Juridico 26/10/2017 16:06 Fonte: Planeta Folha - por Dr. Ronan Almeida de Araújo

Boliviano residente no Brasil tem benefício deferido pela justiça de Costa Marques

 Residente no Brasil há 17 anos, o senhor Marcial Chori Duran, com 77 anos de idade, deu entrada em um processo de número 7001107.30.2017.8.22.0016, chamado de LOAS (prestação continuada) no fórum de Costa Marques, sendo que dia 09 de outubro de 2017, o magistrado concedeu antecipação de tutela contra o INSS, no sentido de que o mesmo implante, no prazo de 30 dias, contados com ciência da decisão interlocutória e da ação ordinária previdenciária, o benefício em favor do autor. O benefício do qual o requerente pleiteia refere-se a uma pessoa que vive em situação degradante, sem salário, ou seja, não pode ganhar mais do que meio salário mínimo por mês para sobreviver no ambiente ou grupo familiar.

Nascido no 26 de julho de 1940, na cidade de Santana, próximo de Trinidad, Território de Beni, Bolívia, o autor veio morar na cidade de Costa Marques há 17 anos e atualmente reside na Avenida Guaporé, ao lado da Escola Américo Casara. O autor é filiado à Associação dos Bolivianos com sede na cidade de Costa Marques, entidade que possui mais 1000 de filiados morando nesta cidade, que vieram da Bolívia para viver no Brasil a procura de uma vida melhor.
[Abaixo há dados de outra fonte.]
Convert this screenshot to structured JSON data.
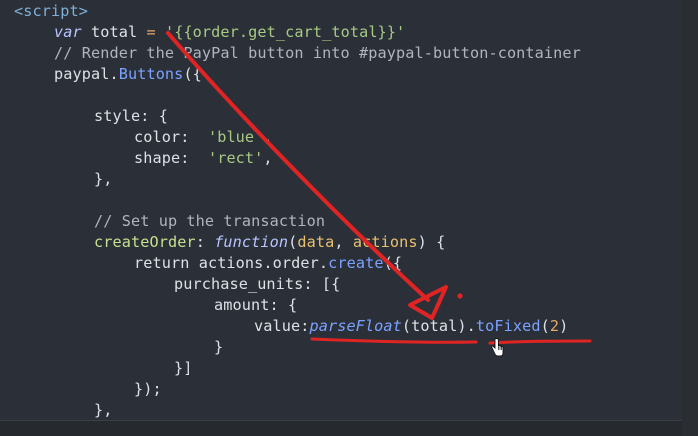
{
  "editor": {
    "lines": [
      {
        "tokens": [
          [
            "tag",
            "<script>"
          ]
        ]
      },
      {
        "tokens": [
          [
            "kw",
            "var"
          ],
          [
            "op",
            " total "
          ],
          [
            "eq",
            "="
          ],
          [
            "op",
            " "
          ],
          [
            "str",
            "'{{order.get_cart_total}}'"
          ]
        ]
      },
      {
        "tokens": [
          [
            "cm",
            "// Render the PayPal button into #paypal-button-container"
          ]
        ]
      },
      {
        "tokens": [
          [
            "op",
            "paypal."
          ],
          [
            "fn",
            "Buttons"
          ],
          [
            "op",
            "({"
          ]
        ]
      },
      {
        "tokens": [
          [
            "op",
            ""
          ]
        ]
      },
      {
        "tokens": [
          [
            "op",
            "style: {"
          ]
        ]
      },
      {
        "tokens": [
          [
            "op",
            "color:  "
          ],
          [
            "str",
            "'blue'"
          ],
          [
            "op",
            ","
          ]
        ]
      },
      {
        "tokens": [
          [
            "op",
            "shape:  "
          ],
          [
            "str",
            "'rect'"
          ],
          [
            "op",
            ","
          ]
        ]
      },
      {
        "tokens": [
          [
            "op",
            "},"
          ]
        ]
      },
      {
        "tokens": [
          [
            "op",
            ""
          ]
        ]
      },
      {
        "tokens": [
          [
            "cm",
            "// Set up the transaction"
          ]
        ]
      },
      {
        "tokens": [
          [
            "prop",
            "createOrder"
          ],
          [
            "op",
            ": "
          ],
          [
            "kw",
            "function"
          ],
          [
            "op",
            "("
          ],
          [
            "param",
            "data"
          ],
          [
            "op",
            ", "
          ],
          [
            "param",
            "actions"
          ],
          [
            "op",
            ") {"
          ]
        ]
      },
      {
        "tokens": [
          [
            "op",
            "return actions.order."
          ],
          [
            "fn",
            "create"
          ],
          [
            "op",
            "({"
          ]
        ]
      },
      {
        "tokens": [
          [
            "op",
            "purchase_units: [{"
          ]
        ]
      },
      {
        "tokens": [
          [
            "op",
            "amount: {"
          ]
        ]
      },
      {
        "tokens": [
          [
            "op",
            "value:"
          ],
          [
            "fn-i",
            "parseFloat"
          ],
          [
            "op",
            "(total)."
          ],
          [
            "fn",
            "toFixed"
          ],
          [
            "op",
            "("
          ],
          [
            "num",
            "2"
          ],
          [
            "op",
            ")"
          ]
        ]
      },
      {
        "tokens": [
          [
            "op",
            "}"
          ]
        ]
      },
      {
        "tokens": [
          [
            "op",
            "}]"
          ]
        ]
      },
      {
        "tokens": [
          [
            "op",
            "});"
          ]
        ]
      },
      {
        "tokens": [
          [
            "op",
            "},"
          ]
        ]
      }
    ]
  },
  "annotation": {
    "color": "#e02424"
  },
  "cursor": {
    "icon": "hand-pointer-icon"
  }
}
A Bolívia é um dos países mais pobres da América do Sul e como a cidade de Costa Marques faz fronteira com este país, facilitando assim a entrada deles em território brasileiro, e muitos deles saem do país de origem para viver em solo nacional, uma vez que na Bolívia um trabalhador aposentado não ganha mais do que R$ 50,00 bolivianos, ou seja, algo em torno de R$ 100,00 (cem reais) mensais.

Quando os bolivianos vêm morar na cidade de Costa Marques, uma das suas primeiras iniciativas é regularizar sua documentação perante à Polícia Federal e Receita Federal, obtendo a dupla nacionalidade, para que possam viver de forma legal no Brasil. A associação que representa os bolivianos na cidade de Costa Marques faz serviço voluntariamente em favor das pessoas que vêm morar no Brasil, onde a presidente da entidade, senhora Carmem, vai mensalmente à cidade de Ji-Paraná para regularizar a documentação de seus filiados, pois sem a identidade e o CPF, os filiados não conseguem se habilitar perante o INSS para requerer benefícios assistenciais, como LOAS, aposentadoria por idade, auxílio-doença, pensão por morte, entre tantos concedidos pela autarquia previdenciária federal. O autor é patrocinado pelo advogado Dr. Ronan Almeida de Araújo, especialista em direito previdenciário, atuante na comarca de Costa Marques.